Algo fundamental, olhando a severidade dos danos no agronegócio em todo o planeta. A Organização das Nações Unidas para Alimentação e Agricultura (FAO) informa que, entre 1991 e 2021, os efeitos de eventos climáticos extremos geraram prejuízos de US$ 3,8 trilhões para produção agrícola mundial, o que representou um dano médio anual de US$ 123 bilhões, equivalendo a 5% do PIB agrícola mundial. Também essa é uma conta cada vez mais salgada em uma área nevrálgica para a humanidade.

 

NÚMEROS CATASTRÓFICOS

 

Os dados sobre os impactos dos desastres naturais no País saltam ano a ano, confirmando que o Brasil entrou de vez no radar dos riscos climáticos. Esses eventos geraram prejuízos à iniciativa privada da ordem de R$ 320,1 bilhões entre os anos de 2013 e 2022, de acordo com o Ministério da Integração Regional.
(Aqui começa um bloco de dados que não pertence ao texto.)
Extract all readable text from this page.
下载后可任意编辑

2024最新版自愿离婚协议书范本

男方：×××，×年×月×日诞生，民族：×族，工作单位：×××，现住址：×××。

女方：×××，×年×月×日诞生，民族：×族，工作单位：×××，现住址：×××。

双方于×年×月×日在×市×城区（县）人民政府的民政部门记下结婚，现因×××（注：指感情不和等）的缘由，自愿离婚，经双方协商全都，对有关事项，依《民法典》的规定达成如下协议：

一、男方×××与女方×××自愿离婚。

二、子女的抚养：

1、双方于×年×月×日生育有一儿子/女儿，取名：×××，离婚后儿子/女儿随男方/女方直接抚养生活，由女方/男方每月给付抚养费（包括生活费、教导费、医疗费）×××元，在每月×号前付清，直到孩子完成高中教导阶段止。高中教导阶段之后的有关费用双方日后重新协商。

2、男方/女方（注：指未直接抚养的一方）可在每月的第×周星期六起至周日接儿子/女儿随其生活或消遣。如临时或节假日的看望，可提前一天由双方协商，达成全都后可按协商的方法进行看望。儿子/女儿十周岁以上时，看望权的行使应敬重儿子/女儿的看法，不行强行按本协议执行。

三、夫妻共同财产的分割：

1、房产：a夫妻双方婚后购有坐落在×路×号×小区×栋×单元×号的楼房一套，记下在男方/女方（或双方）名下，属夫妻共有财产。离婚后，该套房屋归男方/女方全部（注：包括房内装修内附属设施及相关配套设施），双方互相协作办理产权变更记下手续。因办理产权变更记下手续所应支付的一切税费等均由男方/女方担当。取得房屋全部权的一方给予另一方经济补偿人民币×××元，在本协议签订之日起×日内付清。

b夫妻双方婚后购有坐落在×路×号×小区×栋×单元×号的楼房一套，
Os setores mais afetados foram a agricultura, pecuária, indústria, comércio e serviços. Desse total, a agricultura e a pecuária responderam por 90% dos prejuízos.

 

As cidades também sofrem com as mudanças climáticas. Ainda segundo o Ministério da Integração, 93% dos municípios foram atingidos por pelo menos um desastre natural que resultou na decretação de estado de emergência ou calamidade pública. Acrescente-se que, em 2.640 cidades, mais de 4,2 milhões de pessoas ficaram desabrigadas.

 

Líder nas tragédias climáticas, a região Sul tem o maior percentual de casas afetadas, ou seja, um milhão de imóveis danificados e 55 mil destruídos.

 

No mesmo período, ainda segundo dados do Governo, mais de 2,2 milhões de moradias sofreram danos, totalizando prejuízos de R$ 26 bilhões. Desse total, R$ 16 bilhões na região Nordeste.

 

Chama a atenção, reforçando os sinais de frequência e severidade dos eventos climáticos, o fato de que 70% (R$ 18,3 bilhões) dos prejuízos foram registrados de 2020 a 2022.

 

Ao mesmo tempo, os dados disponíveis confirmam a condição de lacunas de proteção, em meio a níveis crescentes de riscos, com eventos ameaçadores à riqueza, renda e propriedade. “Esse gargalo de coberturas securitárias representa um grande desafio ao bem-estar e à prosperidade econômica dos indivíduos e das sociedades”, reconhece a diretora Ana Paula Santos.

 

Como exemplo, ela lembra que, no Brasil, apenas 17% das residências possuem seguro residencial, o que representa 12,7 milhões de residências seguradas. Acrescenta que o segmento de seguros gerais é o mais exposto aos impactos climáticos, mas há reflexos no desvio da sinistralidade de outras modalidades, como vida e saúde.

 

Todo esse cenário só reforça a necessidade do setor segurador se fazer presente em todos os fóruns – nacionais e internacionais – em que questões de transição ou mudanças climáticas estiverem sendo debatidas.

 

“A presença da CNseg na COP28, apesar de inédita, é fundamental e reafirma o interesse legítimo do setor de seguros no Brasil em ser parte da solução para superar os desafios relacionados às mudanças climáticas. Somos um aliado de primeira ordem de governos e da sociedade civil para a construção de resiliência à mudança climática”, reforça Ana Paula.